El electorado hispano es la última carta de Obama

El partido gobernante trató de convencer a los latinos para que concurran a votar frente a la perspectiva de un triunfo de los republicanos.

LAS VEGAS. El senador por Nevada y líder de la mayoría del senado Harry Reid (izquierda), escucha la intervención de Michelle Obama en un mitín político.  EFE
LAS VEGAS. El senador por Nevada y líder de la mayoría del senado Harry Reid (izquierda), escucha la intervención de Michelle Obama en un mitín político. EFE
Fabio Ladetto
Por Fabio Ladetto 02 Noviembre 2010
La última ilusión del oficialismo para tratar de retener la Cámara de Representantes (Diputados) en los Estados Unidos es convencer al electorado hispano de que concurra hoy, masivamente, a sufragar. Esta difícil tarea es reconocida por los voceros demócratas como la estrategia central en las últimas horas antes de los comicios.

La renovación del 100% de la Cámara Baja (435 miembros con dos años de mandato) es la principal preocupación de los seguidores de Barack Obama, que admiten tener dificultades para conservar la mayoría que detentan (la que, por otra parte, no es ciegamente fiel a los designios presidenciales sino que le dio más de un dolor de cabeza a la Casa Blanca).
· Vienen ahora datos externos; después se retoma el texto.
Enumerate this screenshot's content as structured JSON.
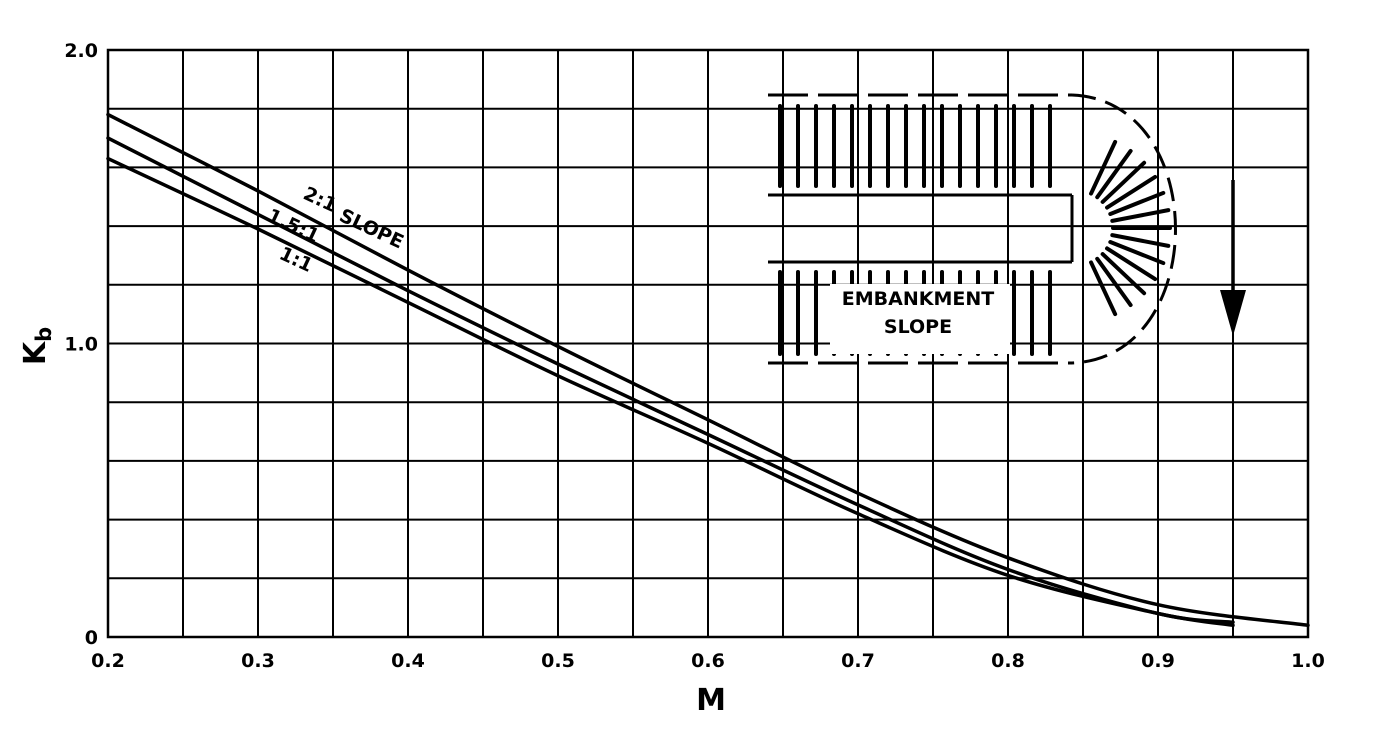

En cambio, hay confianza en que los demócratas podrán contar con quórum propio en el Senado, donde se actualizan 36 de las 100 bancas (el cargo dura seis años), pese a los cálculos del periódico "The New York Times".

Los debates en el ámbito del votante de habla hispana se concentran en lo referido a las políticas de inmigración, más referidas a lo que no se hizo que a lo que se anuncia hacer.

La queja de los afectados directa o indirectamente es que los demócratas rompieron su promesa sobre las reformas en este campo y, por el contrario, endurecieron las normas estaduales, sin modificar nada en el Congreso nacional.

El primer grupo lo conforman quienes temen ser deportados; el otro, todos ya que no hay ningún residente legal (especialmente centroamericano) que no aspire a que sus parientes vengan a vivir con él. La cuestión desvela expresa o implícitamente a todos con quienes conversó LA GACETA (ver Para nosotros, no ...), al punto que la mayoría pide que no se mencione su apellido y, a veces, ni su nombre.

Hacer o no hacer

Quien mayores explicaciones da en estas horas sobre qué intentó hacer (y no pudo) y qué pretende para el futuro el actual Gobierno, es el presidente de la bancada oficialista en el Senado, Harry Reid (representante de Nevada), cuya reelección pende de un hilo.

Se multiplica en apariciones en todos los medios posibles en castellano para tratar de convencer de que los demócratas no son responsables de lo ocurrido, sino que la culpa es de los republicanos que impidieron que se discutan los proyectos progresistas en el Capitolio. Como el oficialismo es mayoría, su argumento no termina de cuajar. Llegó al extremo de prometer que, gane o pierda, en noviembre se votará una propuesta legislativa en esta materia, algo impensable en un Congreso en retirada y a menos de dos meses de cambiar las caras.

La responsable de la estrategia del Partido Demócrata hacia la colectividad hispana, María Cardona, auguró que entre seis y siete millones de latinos votarán hoy en EEUU, lo que puede beneficiar al oficialismo.

"Cualquier cosa puede pasar porque el entusiasmo creció evidentemente en las últimas horas, y vamos a hacer la diferencia", remarcó la estratega.

"Va a haber más participación que en 2009, aunque desde entonces sabíamos que iba a ser una elección muy difícil", aseveró Cardona al canal en español Galavisión (de origen mexicano), aún en contra de todas las proyecciones independientes.

Su par por los republicanos, Adolfo Franco, se mostró mucho más cauto: "según las últimas encuestas, el 70% de los republicanos en general, no de los latinos, están comprometidos para ir a votar contra el 38% de los demócratas; esta diferencia es por el fracaso de este Gobierno, que decepcionó, lo que permitirá presentar nuevas caras desde nuestro partido".

Desocupación y déficit
El segundo gran tema de campaña entre los latinos es el desempleo (seguido de cerca o consecuencia, según diversas opiniones, del déficit fiscal), que ronda el 9,6% en general pero sube entre cuatro y cinco puntos entre los centroamericanos, según los sondeos informales.

Los seguidores de Obama hablan de la herencia recibida (casi con tono argentino) del descontrol de la gestión militarista de George W. Bush, al tiempo que los republicanos replican que ya llevan dos años de labor y todo empeoró a partir de subsidios y programas de estímulo directo.

De allí que hacen campaña pidiendo al electorado que se pronuncie en una suerte de referéndum de lo hecho por el presidente (al que tildan, sin sonrosarse, de izquierdista) antes que de proyectos de ley.